Oy U-Cont Ltd
- Industry: Manufacturing
- Founded: 1966 in Pieksämäki, Finland
- Headquarters: Joroinen, Finland
- Area served: Multiple countries, including the United States, Mongolia, northern Russia and Antarctica
- Products: Filling stations, tanks and containers, energy production systems
- Brands: Muurikka (until 2000)
- Services: Consulting, research and development, design

= U-Cont =

Finnish manufacturing company

Oy U-Cont Ltd is a Finnish manufacturing company, established in 1966. U-Cont presently produces mainly filling stations, tanks and energy production systems. The company has installed filling stations and tanks in many countries including the United States, Mongolia, northern Russia and Antarctica.

== Products==
=== Filling stations ===
U-Cont is the developer and manufacturer of underground modular filling stations and a supplier to several countries in northern Europe. ISO 9001 certified U-Cont Filling stations are suitable for groundwater areas. The stations can be moved following installation. U-Cont produces mini-stations, different filling points for heavy-duty traffic, AdBlue –stations, filling stations for boats and multi-islet service stations, both as U-Cont module stations and traditional solutions.

=== Tanks and containers ===
Cont manufactures EN standard-compliant vertical and horizontal tanks to be situated under and above ground in volumes ranging from 5 to 100m³. The tanks and containers can be customized because of their modular structure and by furnishing the tanks with, for example, special accessories and painting requirements.
U-Cont has manufactured containers for different uses, including tanks for bitumen with heating units, flammable liquid storage tanks, water tanks, waste oil tanks, pressure tanks, process tanks and storage tanks for waste.
=== Energy production systems ===
Since 2008 U-Cont has supplied energy production systems. In these operations, U-Cont is the system supplier. This includes research and development, design, organization and management of the project to production of the main components and installation. U-Cont has produced energy production systems including bio-ethanol production plants, boiler plants and refineries.

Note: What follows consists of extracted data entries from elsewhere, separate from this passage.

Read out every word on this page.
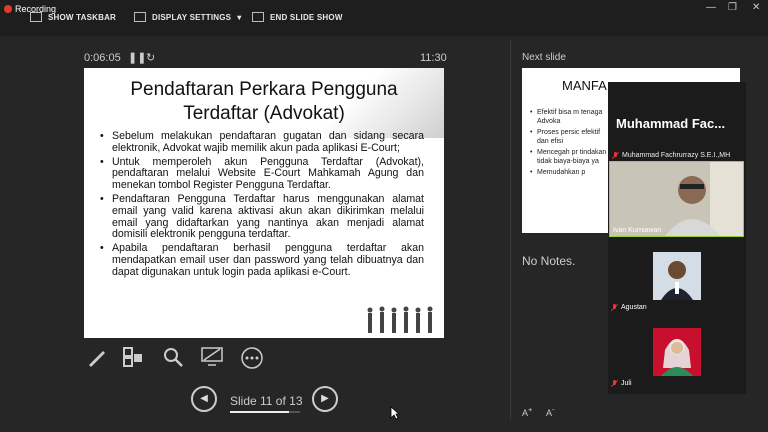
Recording
SHOW TASKBAR	DISPLAY SETTINGS ▾	END SLIDE SHOW
— ❐ ✕
0:06:05 ❚❚ ↻	11:30
Pendaftaran Perkara Pengguna
Terdaftar (Advokat)
• Sebelum melakukan pendaftaran gugatan dan sidang secara elektronik, Advokat wajib memilik akun pada aplikasi E-Court;
• Untuk memperoleh akun Pengguna Terdaftar (Advokat), pendaftaran melalui Website E-Court Mahkamah Agung dan menekan tombol Register Pengguna Terdaftar.
• Pendaftaran Pengguna Terdaftar harus menggunakan alamat email yang valid karena aktivasi akun akan dikirimkan melalui email yang didaftarkan yang nantinya akan menjadi alamat domisili elektronik pengguna terdaftar.
• Apabila pendaftaran berhasil pengguna terdaftar akan mendapatkan email user dan password yang telah dibuatnya dan dapat digunakan untuk login pada aplikasi e-Court.
◀	Slide 11 of 13	▶
Next slide
MANFA
• Efektif bisa m tenaga Advoka
• Proses persic efektif dan efisi
• Mencegah pr tindakan tidak biaya-biaya ya
• Memudahkan p
No Notes.
A+ A-
Muhammad Fac...
Muhammad Fachrurrazy S.E.I.,MH
Ivan Kurniawan
Agustan
Juli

=== Services and consulting ===
U-Cont also offers consulting and other services, such as research and development and designing. In 2010 the company led a development project for Norwegian YX Energi's filling station concept. The project was the largest deal in the company's history, and was also one of the biggest filling station deliveries ever made in Northern Europe, consisting of about one hundred filling stations.

== History ==
U-Cont was established in 1966, as a small workshop in Pieksämäki, Finland. In the beginning e company was run by two men. They obtained their livelihood from variety of things, such as repairing machines and railway carriages, manufacturing tanks and producing sauna stoves. The company moved to Joroinen in 1979 and in the beginning of the 1980s the company created a product that became its most successful so far: the Muurikka frying pan. The pans sold widely in Finland. The Muurikka pans were made from steel that was left over from producing tanks. The company’s other best-selling product in the 1980s was the Sipako fuel tank, which was exported for instance to the Soviet Union.

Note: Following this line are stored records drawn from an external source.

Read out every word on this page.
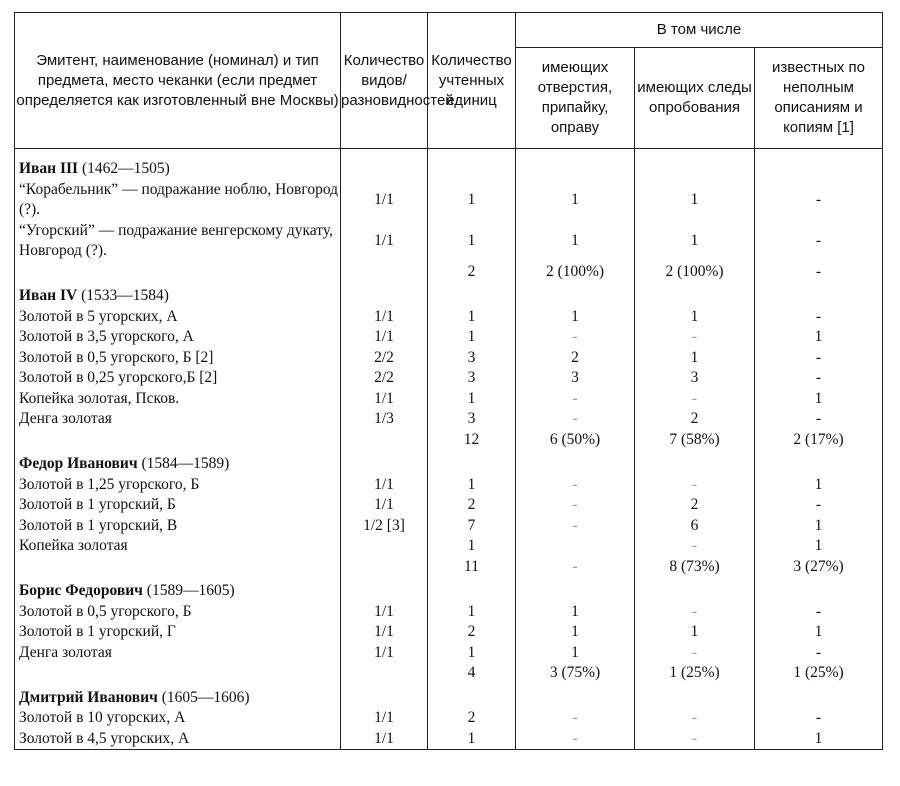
Эмитент, наименование (номинал) и тип предмета, место чеканки (если предмет определяется как изготовленный вне Москвы)	Количество видов/разновидностей	Количество учтенных единиц	В том числе		
			имеющих отверстия, припайку, оправу	имеющих следы опробования	известных по неполным описаниям и копиям [1]
Иван III (1462—1505)					
“Корабельник” — подражание ноблю, Новгород (?).	1/1	1	1	1	-
“Угорский” — подражание венгерскому дукату, Новгород (?).	1/1	1	1	1	-
		2	2 (100%)	2 (100%)	-
Иван IV (1533—1584)					
Золотой в 5 угорских, А	1/1	1	1	1	-
Золотой в 3,5 угорского, А	1/1	1	-	-	1
Золотой в 0,5 угорского, Б [2]	2/2	3	2	1	-
Золотой в 0,25 угорского,Б [2]	2/2	3	3	3	-
Копейка золотая, Псков.	1/1	1	-	-	1
Денга золотая	1/3	3	-	2	-
		12	6 (50%)	7 (58%)	2 (17%)
Федор Иванович (1584—1589)					
Золотой в 1,25 угорского, Б	1/1	1	-	-	1
Золотой в 1 угорский, Б	1/1	2	-	2	-
Золотой в 1 угорский, В	1/2 [3]	7	-	6	1
Копейка золотая		1		-	1
		11	-	8 (73%)	3 (27%)
Борис Федорович (1589—1605)					
Золотой в 0,5 угорского, Б	1/1	1	1	-	-
Золотой в 1 угорский, Г	1/1	2	1	1	1
Денга золотая	1/1	1	1	-	-
		4	3 (75%)	1 (25%)	1 (25%)
Дмитрий Иванович (1605—1606)					
Золотой в 10 угорских, А	1/1	2	-	-	-
Золотой в 4,5 угорских, А	1/1	1	-	-	1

In the beginning of the 1990s the U-Cont system for filling stations, modular filling station, was developed. The stations were built in modules, in order to reduce installation time. Later subsidiaries for Oy U-Cont Ltd were founded, one in Russia and one in Poland. In the year 2000, Muurikka separated from U-Cont. Lately the focus in U-Cont has been on renewable resources, which has led the company to collaboration with St1 Biofuels and producing bio-ethanol production plants that use baking industry's waste in the process of ethanol production.